I do genuinely think The Cure is great, and a terrific soundtrack for mournful teens and slightly groovy grown-ups. Even without the dubious connection of a shared name with the band’s leader, I’d still love their music.
It’s those dark, sinister undercurrents that are offset by achingly lovely melodies, and Smith is a genuinely outstanding vocalist, with a long wail that descends all the way down into hissed hysteria.
When I was a teenager, there were always some dullards who thought it was fucking hilarious to point out that I had the same name as the lead singer as The Cure, but it never lasted long, because I didn't give a shit. The Cure weren't my favourite band in the world, but they were in the top 30.
The second band tee-shirt I ever bought was a Cure tee-shirt that didn't have Smith on it because that would be weird, (the first was an Iron Maiden shirt, obviously). The video for Lullaby gave me nightmares, (but the one for the 1990 version of Close To Me gave me much more), and Never Enough was the most rockin' song of 1990.
When I did well in one of the most important exams of my young life, my Mum bought me the Mixed Up album on cassette, and it still sounds remarkably fresh, 25 years later. Smith was head of his time in the remix game, even if everybody in the world has caught up now.
They're an utterly perfect soundtrack for the teenage years. Frankly, I wouldn't trust a teenager who wasn't a moody little git with awful hair and a terrible jumper.
After spending far too long as a young adult who was embarrassed by goth indiscretions, I've grown up a bit now and can enjoy their music totally unironically. When Robert Smith appeared on South Park and they told him Disintegration was the greatest album ever, I couldn't really argue.
I saw them perform one of their legendarily long sets a couple of years ago at the Reading Festival, and hearing Smith’s broken wail drift through the drizzly English air was genuinely moving.
I even found that Mixed Up tape last year, and cranked it on the car stereo – the only place I can still play tapes – for a while. It's still pretty groovy.
Still, the ego was taking a bit of a battering, because it really is hard to stand out when you've got one of the most common names in the world.

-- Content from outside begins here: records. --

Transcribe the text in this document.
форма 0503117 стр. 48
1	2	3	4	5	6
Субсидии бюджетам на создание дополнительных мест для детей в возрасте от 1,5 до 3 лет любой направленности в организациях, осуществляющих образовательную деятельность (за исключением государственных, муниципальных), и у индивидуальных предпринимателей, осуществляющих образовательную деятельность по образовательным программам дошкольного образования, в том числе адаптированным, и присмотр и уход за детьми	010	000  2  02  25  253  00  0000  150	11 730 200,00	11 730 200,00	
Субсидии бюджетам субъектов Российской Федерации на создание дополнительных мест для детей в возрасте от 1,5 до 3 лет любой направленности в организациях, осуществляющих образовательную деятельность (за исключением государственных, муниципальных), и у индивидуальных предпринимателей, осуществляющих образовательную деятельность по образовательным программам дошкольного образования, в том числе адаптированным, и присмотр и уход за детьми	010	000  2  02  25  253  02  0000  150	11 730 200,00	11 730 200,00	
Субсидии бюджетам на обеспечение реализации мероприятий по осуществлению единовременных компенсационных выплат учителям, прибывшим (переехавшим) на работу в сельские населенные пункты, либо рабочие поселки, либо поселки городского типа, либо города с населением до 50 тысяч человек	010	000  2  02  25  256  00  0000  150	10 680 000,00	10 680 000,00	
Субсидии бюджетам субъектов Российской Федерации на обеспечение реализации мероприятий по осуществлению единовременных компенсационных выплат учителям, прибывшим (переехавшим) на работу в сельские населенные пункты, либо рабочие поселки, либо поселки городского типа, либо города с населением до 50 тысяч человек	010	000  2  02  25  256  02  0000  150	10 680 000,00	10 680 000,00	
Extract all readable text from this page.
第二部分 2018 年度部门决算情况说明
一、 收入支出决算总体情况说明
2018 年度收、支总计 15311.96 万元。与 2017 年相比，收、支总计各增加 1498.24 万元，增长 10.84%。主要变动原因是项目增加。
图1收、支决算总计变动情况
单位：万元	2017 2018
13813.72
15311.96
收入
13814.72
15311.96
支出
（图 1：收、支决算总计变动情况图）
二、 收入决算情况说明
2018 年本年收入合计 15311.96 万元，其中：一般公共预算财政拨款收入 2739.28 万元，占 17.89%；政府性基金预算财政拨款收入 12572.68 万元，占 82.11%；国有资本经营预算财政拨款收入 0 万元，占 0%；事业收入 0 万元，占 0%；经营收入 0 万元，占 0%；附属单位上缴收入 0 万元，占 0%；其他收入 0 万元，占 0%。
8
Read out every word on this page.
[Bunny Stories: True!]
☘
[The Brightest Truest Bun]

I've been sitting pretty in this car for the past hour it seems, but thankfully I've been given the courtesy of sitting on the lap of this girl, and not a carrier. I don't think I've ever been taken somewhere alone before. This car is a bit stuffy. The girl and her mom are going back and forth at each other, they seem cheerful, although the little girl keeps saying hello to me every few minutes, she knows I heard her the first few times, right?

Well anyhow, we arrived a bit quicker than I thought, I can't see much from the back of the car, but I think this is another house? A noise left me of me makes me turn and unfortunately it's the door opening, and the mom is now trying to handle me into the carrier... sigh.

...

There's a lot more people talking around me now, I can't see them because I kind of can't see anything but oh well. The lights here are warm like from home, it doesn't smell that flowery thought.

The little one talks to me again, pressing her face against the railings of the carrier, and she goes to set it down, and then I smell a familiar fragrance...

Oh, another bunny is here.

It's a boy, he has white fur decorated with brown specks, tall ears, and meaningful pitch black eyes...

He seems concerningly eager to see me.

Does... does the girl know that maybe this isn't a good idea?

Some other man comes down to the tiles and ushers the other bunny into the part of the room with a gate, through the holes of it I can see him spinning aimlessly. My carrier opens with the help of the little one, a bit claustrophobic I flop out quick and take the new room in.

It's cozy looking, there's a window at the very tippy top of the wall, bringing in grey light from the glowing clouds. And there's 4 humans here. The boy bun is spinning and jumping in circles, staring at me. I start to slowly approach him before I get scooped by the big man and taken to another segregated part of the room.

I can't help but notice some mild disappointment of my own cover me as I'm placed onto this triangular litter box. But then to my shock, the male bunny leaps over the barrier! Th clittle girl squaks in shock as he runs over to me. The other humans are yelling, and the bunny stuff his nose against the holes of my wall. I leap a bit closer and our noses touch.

When I started this blog, seven years ago, I couldn't use my real name, because I couldn't bear the endless fucking jokes about The Cure. Yes, it's Friday. Yes, I'm in love. Move along. (I called myself Bob Temuka, because I always like the way Robin Hood introduced himself as Robin of Loxley, and I'm Bob from Temuka. There is only one Bob Temuka in the world.)
But time marches on, and even the good and great are forgotten in the rough tread of history. Great stars of the past are forgotten, and names disappear in the wind.
I now work with some people who were born in the 1990s, and some of them have no fucking idea who Robert Smith or The Cure are. There are still plenty of young people who know exactly who they are – nothing is eternal like teenage angst – but those names don't have the cultural penetration they once did.
Thanks to my day jobs at some high-faulting media organisations, I have even made it onto the first page of Google searches for my name in this country. Admittedly, it's not a large country, but it's just me, the singer and the LinkedIn page for the chief executive of Carpet Court. There's probably room for all of us Robert Smiths.